Dentre os fatores citados pelos alunos, existem aqueles mais
significativos, que funcionam como barreiras que impedem a participação na
aula. São eles: o medo da reação do professor, a dificuldade de se expressar,
a insegurança e a vergonha, já comentados anteriormente.
Somente se formos capazes de superar essas barreiras é que
conseguiremos fazer da escola um espaço mais democrático, onde o aluno
poderá desenvolver o hábito da discussão e outras atitudes que valorizem a
participação.
A utilização de uma metodologia ativa teria que passar pela
mudança do papel do professor, de condutor a orientador da aprendizagem, o
que irá requerer dele um preparo ainda maior, pois o diálogo e a reflexão
propiciam a reorganização do conteúdo pelos alunos, através da oportunidade
49
de associar as novas experiências às anteriores e, assim, estes alunos irão
alcançar níveis mais elevados de aprendizagem.
Como educadores, não podemos esperar de braços cruzados por
um projeto de sociedade onde o progresso e a felicidade não custem o preço
da exclusão e da exploração da maioria. Temos que aproveitar o espaço da
escola pública e desenvolver nele uma relação pedagógica comprometida,
realmente, com os ideais da classe a que ela deve servir.
Estamos cientes, porém, que a questão da cidadania se insere na
temática conflitiva da possibilidade da democracia, da participação no poder e
da igualdade política numa sociedade capitalista.

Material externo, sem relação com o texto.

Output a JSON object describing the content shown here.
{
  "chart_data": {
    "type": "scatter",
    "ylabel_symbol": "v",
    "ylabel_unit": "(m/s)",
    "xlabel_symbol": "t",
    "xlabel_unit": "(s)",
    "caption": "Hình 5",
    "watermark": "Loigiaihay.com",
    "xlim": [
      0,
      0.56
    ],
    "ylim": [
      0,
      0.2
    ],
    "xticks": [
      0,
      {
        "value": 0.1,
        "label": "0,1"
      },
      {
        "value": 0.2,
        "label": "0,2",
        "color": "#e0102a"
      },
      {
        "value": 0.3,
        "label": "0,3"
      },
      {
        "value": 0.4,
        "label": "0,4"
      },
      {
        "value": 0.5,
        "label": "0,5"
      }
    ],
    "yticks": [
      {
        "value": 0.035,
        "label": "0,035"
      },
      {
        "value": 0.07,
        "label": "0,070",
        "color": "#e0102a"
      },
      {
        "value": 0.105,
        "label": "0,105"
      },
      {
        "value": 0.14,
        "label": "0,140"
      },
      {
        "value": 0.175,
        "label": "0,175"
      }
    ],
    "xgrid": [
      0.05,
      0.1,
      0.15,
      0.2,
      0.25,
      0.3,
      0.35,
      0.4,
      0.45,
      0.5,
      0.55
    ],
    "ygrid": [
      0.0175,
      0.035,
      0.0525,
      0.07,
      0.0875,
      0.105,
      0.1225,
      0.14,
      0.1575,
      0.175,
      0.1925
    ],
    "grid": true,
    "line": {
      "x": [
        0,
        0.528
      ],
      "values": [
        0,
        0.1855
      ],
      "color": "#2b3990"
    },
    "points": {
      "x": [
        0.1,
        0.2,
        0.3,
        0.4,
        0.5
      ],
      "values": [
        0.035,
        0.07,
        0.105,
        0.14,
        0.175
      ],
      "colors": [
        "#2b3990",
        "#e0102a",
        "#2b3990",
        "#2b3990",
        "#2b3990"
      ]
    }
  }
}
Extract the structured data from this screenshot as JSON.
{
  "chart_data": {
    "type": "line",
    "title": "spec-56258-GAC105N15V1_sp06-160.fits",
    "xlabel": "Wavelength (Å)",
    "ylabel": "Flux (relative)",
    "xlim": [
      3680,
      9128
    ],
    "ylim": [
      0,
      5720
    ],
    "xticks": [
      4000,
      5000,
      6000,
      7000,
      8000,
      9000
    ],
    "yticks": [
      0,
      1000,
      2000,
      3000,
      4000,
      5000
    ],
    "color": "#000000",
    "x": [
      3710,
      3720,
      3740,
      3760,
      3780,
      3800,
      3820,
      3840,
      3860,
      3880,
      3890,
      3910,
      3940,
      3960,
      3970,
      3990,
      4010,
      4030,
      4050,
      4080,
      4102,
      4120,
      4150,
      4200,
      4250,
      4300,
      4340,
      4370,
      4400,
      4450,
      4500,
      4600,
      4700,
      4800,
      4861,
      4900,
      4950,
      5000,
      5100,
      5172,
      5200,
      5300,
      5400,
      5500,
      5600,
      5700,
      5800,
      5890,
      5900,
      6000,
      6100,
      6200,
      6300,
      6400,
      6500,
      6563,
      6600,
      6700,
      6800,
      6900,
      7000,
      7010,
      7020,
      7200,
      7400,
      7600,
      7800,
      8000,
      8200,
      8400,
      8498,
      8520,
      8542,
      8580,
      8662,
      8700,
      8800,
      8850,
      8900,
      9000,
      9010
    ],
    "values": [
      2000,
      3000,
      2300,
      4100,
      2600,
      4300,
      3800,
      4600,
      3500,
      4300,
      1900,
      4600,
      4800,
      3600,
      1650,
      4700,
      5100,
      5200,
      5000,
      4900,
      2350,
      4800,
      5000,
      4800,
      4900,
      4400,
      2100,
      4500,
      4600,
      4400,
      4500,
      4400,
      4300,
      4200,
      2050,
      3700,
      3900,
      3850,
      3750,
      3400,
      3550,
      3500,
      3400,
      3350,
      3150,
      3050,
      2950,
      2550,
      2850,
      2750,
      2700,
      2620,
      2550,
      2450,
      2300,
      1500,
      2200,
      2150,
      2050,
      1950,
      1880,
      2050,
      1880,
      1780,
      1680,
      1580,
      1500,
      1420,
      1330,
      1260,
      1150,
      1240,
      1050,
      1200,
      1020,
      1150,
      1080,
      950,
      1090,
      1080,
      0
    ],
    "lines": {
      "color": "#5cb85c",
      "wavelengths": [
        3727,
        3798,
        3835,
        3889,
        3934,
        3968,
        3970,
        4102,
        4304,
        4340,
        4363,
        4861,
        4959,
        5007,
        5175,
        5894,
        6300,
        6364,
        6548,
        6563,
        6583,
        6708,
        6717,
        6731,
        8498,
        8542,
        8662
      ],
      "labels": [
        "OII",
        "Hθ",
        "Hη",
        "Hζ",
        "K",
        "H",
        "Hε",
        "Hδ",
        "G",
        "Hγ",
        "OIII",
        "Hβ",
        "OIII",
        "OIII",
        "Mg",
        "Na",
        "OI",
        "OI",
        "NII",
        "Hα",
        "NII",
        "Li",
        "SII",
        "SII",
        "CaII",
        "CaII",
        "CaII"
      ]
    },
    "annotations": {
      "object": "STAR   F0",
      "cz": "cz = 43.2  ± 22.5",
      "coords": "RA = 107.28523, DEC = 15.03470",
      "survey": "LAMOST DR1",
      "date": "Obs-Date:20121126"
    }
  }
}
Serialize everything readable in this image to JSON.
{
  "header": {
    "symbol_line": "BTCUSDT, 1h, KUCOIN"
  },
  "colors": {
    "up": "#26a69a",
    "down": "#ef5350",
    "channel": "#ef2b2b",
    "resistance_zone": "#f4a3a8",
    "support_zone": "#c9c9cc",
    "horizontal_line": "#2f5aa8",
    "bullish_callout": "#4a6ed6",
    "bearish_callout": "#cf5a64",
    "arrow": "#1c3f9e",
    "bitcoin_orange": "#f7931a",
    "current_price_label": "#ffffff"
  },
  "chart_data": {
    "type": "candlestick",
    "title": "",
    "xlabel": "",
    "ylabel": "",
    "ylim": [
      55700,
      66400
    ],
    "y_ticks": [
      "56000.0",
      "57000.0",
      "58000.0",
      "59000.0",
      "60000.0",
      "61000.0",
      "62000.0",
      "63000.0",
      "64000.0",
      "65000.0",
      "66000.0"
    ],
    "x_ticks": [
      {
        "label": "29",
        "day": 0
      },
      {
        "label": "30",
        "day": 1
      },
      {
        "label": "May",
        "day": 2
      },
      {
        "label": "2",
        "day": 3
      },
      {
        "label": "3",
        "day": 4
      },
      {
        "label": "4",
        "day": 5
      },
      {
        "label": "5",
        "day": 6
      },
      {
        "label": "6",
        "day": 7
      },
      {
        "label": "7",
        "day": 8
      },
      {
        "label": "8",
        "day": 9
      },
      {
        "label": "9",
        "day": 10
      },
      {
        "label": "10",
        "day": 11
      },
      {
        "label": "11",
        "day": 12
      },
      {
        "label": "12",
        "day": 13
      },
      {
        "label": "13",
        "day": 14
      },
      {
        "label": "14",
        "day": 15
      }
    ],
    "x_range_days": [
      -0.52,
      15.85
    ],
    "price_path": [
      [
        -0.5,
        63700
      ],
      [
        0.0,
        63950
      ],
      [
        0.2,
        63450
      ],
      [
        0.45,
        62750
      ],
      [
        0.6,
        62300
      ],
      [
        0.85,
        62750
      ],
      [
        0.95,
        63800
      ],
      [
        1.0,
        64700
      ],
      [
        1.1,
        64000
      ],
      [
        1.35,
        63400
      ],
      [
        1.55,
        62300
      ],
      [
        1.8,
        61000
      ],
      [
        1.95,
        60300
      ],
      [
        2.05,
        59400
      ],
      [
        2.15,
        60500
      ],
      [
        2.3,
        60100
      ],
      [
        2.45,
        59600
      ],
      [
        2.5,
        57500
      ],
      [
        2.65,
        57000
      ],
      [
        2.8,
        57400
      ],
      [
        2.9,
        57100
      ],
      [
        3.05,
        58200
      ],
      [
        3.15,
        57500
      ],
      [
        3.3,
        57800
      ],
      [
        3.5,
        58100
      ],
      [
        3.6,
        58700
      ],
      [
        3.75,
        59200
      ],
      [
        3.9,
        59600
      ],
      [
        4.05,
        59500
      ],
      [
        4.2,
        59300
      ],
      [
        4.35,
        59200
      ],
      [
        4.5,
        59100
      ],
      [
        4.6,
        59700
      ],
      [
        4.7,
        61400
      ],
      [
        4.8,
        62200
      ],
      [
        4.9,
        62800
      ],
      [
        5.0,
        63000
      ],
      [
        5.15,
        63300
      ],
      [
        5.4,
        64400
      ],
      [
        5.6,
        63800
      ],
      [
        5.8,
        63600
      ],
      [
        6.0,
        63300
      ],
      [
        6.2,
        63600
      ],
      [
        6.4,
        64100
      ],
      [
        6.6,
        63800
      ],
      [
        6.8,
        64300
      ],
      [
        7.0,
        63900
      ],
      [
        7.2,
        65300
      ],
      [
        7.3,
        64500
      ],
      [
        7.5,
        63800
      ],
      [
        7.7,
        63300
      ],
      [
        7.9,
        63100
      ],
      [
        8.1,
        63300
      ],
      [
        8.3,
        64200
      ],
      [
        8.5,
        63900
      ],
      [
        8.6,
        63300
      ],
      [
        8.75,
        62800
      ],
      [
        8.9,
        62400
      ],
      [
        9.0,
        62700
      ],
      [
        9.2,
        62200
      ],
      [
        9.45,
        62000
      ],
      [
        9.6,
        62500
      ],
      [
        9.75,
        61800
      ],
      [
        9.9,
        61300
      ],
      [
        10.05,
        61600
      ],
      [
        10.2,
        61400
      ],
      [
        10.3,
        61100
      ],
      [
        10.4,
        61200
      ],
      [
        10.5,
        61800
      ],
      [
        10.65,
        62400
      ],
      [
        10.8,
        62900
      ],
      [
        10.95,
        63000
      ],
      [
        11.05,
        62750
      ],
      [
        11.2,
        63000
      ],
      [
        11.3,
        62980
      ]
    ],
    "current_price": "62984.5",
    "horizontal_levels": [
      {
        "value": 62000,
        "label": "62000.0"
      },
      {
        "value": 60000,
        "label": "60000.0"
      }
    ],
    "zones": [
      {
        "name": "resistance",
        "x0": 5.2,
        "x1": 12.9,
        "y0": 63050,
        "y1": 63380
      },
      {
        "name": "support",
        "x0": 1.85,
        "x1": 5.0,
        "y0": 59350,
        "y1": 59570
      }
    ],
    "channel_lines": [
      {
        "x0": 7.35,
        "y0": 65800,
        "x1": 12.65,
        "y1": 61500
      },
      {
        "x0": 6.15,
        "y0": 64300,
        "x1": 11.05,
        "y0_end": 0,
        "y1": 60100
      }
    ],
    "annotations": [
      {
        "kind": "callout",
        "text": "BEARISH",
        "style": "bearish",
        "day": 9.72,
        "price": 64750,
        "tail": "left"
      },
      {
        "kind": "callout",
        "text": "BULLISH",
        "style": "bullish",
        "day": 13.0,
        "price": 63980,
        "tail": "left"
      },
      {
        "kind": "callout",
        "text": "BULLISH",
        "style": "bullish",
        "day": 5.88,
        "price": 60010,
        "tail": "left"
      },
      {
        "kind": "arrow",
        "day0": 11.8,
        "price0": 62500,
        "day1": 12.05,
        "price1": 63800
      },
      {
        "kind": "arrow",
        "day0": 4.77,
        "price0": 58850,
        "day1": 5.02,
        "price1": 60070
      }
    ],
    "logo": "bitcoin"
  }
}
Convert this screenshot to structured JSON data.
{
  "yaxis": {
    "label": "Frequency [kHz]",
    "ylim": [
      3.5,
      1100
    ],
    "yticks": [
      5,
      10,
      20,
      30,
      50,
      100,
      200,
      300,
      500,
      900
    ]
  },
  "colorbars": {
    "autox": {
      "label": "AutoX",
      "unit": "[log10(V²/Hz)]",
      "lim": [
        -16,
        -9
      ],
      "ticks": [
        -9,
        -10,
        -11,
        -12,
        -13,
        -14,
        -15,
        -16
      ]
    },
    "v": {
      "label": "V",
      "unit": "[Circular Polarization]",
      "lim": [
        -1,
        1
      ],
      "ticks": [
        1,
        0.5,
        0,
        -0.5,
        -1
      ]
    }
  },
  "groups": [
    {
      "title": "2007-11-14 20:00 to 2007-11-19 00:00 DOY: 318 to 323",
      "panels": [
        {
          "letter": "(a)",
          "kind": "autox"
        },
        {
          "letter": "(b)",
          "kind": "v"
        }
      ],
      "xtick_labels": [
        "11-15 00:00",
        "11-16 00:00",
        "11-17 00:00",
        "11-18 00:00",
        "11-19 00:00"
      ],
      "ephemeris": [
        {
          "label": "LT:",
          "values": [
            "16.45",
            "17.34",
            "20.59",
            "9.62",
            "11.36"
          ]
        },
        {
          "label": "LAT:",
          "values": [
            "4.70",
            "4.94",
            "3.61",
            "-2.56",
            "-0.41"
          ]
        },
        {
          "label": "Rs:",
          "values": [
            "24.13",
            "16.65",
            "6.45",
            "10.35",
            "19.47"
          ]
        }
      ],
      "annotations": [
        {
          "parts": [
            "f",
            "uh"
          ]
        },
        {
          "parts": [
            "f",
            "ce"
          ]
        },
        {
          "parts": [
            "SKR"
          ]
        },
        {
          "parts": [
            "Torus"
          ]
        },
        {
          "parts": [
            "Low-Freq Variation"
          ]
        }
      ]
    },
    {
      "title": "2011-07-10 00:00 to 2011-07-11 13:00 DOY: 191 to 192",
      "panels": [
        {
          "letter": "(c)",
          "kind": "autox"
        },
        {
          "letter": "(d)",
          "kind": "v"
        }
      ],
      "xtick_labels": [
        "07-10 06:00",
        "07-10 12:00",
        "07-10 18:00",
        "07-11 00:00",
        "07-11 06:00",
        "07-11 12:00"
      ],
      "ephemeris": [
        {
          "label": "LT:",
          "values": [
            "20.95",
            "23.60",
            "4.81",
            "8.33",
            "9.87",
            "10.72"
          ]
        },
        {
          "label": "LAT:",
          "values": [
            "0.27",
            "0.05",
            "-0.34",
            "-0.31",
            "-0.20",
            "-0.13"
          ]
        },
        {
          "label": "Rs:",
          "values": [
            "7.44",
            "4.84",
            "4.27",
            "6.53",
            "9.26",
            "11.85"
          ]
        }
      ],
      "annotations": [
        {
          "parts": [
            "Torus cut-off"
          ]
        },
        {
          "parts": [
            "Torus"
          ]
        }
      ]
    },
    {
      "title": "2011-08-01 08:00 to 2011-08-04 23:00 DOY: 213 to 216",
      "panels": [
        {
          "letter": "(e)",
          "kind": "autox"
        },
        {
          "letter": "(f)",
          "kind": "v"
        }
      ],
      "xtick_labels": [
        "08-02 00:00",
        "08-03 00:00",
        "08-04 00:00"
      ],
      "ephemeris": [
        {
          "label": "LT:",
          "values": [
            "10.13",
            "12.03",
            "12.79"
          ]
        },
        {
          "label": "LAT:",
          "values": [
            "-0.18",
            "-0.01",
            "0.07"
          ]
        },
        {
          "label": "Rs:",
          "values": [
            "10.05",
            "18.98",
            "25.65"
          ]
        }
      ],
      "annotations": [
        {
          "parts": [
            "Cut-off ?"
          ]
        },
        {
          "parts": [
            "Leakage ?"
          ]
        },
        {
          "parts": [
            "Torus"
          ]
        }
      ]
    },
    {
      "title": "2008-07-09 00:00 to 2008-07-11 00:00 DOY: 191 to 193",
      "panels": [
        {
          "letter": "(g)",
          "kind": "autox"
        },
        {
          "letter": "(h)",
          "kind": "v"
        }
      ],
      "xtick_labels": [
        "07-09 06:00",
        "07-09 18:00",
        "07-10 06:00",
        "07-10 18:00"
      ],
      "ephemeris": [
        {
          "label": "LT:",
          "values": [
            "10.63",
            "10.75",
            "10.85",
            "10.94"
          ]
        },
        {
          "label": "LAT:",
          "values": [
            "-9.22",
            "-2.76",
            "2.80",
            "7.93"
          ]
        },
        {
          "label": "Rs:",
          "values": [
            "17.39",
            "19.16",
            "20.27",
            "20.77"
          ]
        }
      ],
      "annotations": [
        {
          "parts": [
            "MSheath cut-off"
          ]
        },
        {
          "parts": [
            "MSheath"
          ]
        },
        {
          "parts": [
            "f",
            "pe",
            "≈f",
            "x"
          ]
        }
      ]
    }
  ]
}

Acreditamos que a
possibilidade de mudança da sociedade pode ter como ponto de partida a
mudança no processo educacional, e este está ao nosso alcance.
E, se conseguirmos avançar no sentido de formarmos um cidadão
mais crítico e consciente da importância de viver numa sociedade mais justa e
igualitária, a partir do momento em que conseguirmos inseri-lo no processo
educacional como agente participativo deste processo, estaremos colaborando
para a formação do cidadão atuante que irá construir esta sociedade.